At age twenty, Chen moved to the United States where she studied filmmaking at
California State University, Northridge. In 1989, she became a naturalized
citizen of the United States.
Her first Hollywood movie was Tai-Pan, filmed on location in China. She went on
to star in Bernardo Bertolucci's The Last Emperor in 1987 and the David Lynch/Mark
Frost television series Twin Peaks. In 1993 she co-starred in Oliver Stone's
Heaven & Earth. She portrayed two different characters in Clara Law's Temptation
of a Monk: a seductive princess of Tang
dynasty, and a dangerous temptress. The award-winning film was adapted from a
novel by Lilian Lee. In 1994 she came back in Shanghai to star in critically
acclaimed Stanley Kwan's Red Rose, White Rose opposite Winston
Chao and Veronica Yip. In 1995, Chen made what has become perhaps her best known
film; "Wild Side" for HBO. The movie has become something of a cult classic due
mainly to her graphic lesbian love scenes with co-star Anne Heche. Tired of
being cast as an exotic beauty in Hollywood films, Chen moved into directing in
1998 with the critically acclaimed Xiu Xiu: The Sent Down Girl,
adapted from the novella Heavenly Bath by her friend Yan
Geling. She later directed Autumn in New York in 2000.
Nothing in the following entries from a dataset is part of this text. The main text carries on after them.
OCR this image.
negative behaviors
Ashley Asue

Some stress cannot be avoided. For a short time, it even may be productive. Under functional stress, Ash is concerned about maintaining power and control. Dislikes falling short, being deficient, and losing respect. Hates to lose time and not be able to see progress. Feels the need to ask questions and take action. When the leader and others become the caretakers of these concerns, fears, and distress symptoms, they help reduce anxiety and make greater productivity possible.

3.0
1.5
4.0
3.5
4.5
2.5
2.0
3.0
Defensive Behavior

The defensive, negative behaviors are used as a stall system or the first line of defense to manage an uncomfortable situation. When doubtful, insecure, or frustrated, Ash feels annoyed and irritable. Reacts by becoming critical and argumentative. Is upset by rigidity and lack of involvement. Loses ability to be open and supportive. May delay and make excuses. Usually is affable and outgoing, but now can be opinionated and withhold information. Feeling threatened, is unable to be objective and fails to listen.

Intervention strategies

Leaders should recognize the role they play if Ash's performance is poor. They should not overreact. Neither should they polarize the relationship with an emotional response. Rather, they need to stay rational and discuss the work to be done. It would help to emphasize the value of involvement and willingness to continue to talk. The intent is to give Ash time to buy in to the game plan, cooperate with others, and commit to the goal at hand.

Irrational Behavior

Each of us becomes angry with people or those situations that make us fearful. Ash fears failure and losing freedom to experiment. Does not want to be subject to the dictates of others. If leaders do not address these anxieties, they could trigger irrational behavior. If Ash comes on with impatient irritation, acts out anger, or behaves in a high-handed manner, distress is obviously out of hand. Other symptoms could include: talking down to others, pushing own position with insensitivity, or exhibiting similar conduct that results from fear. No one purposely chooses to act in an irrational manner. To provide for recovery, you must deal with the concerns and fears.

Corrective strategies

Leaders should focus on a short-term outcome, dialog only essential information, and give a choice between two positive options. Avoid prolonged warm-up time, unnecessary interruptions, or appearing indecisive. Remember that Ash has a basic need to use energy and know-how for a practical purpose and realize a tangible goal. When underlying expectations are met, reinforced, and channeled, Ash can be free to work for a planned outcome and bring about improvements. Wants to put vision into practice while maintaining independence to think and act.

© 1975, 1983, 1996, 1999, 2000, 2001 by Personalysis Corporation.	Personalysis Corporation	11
Chen made a comeback in 2004 when she starred in Jasmine Women
and in Asian American independent film Saving Face. She
then appeared in the Asian American independent film Americanese.
Chen will appear in 7 films whose release is scheduled for 2007 and 2008:
Singapore film The Leap Years (based upon a novel by Catherine Lim and starring
Wong Li-Lin, Ananda Everingham and Qi Yuwu), Australian film The Home Song
Stories (directed by Tony Ayres, again co-starring Qi Yuwu), American films
Michael Almereyda's Tonight at Noon (along with Ethan Hawke and Rutger Hauer)
and All God's Children Can Dance (opposite Tzi Ma), Chinese film Jiang Wen's The
Sun Also Rises (opposite Jaycee Chan and Anthony Wong Chau-Sang), and Chinese
American film Ang Lee's Lust, Caution (along with Tony Leung Chiu-Wai).